Dec 18, 2006 00:06
"I'm getting there, ease, it's coming to me, but my natural state is a little bit unsatisfied, always pushing for more, or different, maybe i' still too young for ease. It's funny, other girls maybe they saw that in men and wanted to fuck them. But i just wanted to be them. You can't though. If you're a girl. You can't ever be one of the boys. It took me forever to learn this, years and years, of trying. Of walking the line between girl friend and girlfriend. But it's impossible to do...

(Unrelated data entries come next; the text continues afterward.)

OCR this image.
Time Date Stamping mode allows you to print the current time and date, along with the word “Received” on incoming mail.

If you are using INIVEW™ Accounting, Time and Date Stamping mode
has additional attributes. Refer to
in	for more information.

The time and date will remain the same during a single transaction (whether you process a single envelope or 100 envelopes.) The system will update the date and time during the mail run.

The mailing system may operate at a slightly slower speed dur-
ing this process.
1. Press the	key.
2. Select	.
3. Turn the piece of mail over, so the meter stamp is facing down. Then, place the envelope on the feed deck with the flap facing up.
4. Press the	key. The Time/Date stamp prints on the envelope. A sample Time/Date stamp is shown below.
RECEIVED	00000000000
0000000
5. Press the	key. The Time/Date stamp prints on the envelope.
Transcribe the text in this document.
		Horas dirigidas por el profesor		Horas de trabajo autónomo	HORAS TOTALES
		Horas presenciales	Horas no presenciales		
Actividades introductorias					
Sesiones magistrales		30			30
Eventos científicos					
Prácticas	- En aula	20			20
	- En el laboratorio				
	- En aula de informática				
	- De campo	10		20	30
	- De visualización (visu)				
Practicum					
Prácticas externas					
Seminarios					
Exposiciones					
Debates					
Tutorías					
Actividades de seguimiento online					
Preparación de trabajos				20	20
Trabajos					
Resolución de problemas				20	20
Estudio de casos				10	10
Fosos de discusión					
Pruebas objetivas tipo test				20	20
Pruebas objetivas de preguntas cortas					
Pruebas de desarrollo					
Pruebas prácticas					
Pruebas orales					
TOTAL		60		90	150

And it's a lie to say i was better than other girls, of course i wanted what they wanted, but my price was a little higher, somehow hearts had to get broken, just to make sure i wasn't getting taken advantage of, just to make sure it was really real, you know, it didn't matter whether it was my heart or someone else's, just the fact. God I am such a boy in some ways when i think of the ways i notched my belt. I mean, do you do that? It's disgusting, but I still get a rush when i see old lovers, like, i had you. I know your secrets. Does everyone do this? Do you look at girls and feel that little animal proprietary spark, regardless of the 'correct' feelings you might be having? There is something to be said for it, how else do you get to know someone? Without knowing them for years, without putting in all the time it takes to know someone,...take off their clothes, watch them look at you, bite their shoulder to see what noise they make. It's so easy. There are at least two people in this town who i know for a fact cry after they come. It makes them human to me Aaron. It's so not decent.
Maybe this is all because i was thinking about the fact that i think i've been in love more deeply and more often with music than with people. I think it's true most of the time. People are just awefully disappointing compared to records. I once dated a boy whose music i loved, but he wasn't anything like it at all. What am i talking about, once? Multiple times, multiple multiple times. I still love them when i hear their records, but it's not them, it's that better version of themselves. I guess that's why i don't assume i know you at all. I think of all writing as necessarily fiction. Letters included. We can't help it. I can be as honest as possible and its still a construction. We are excellent editors."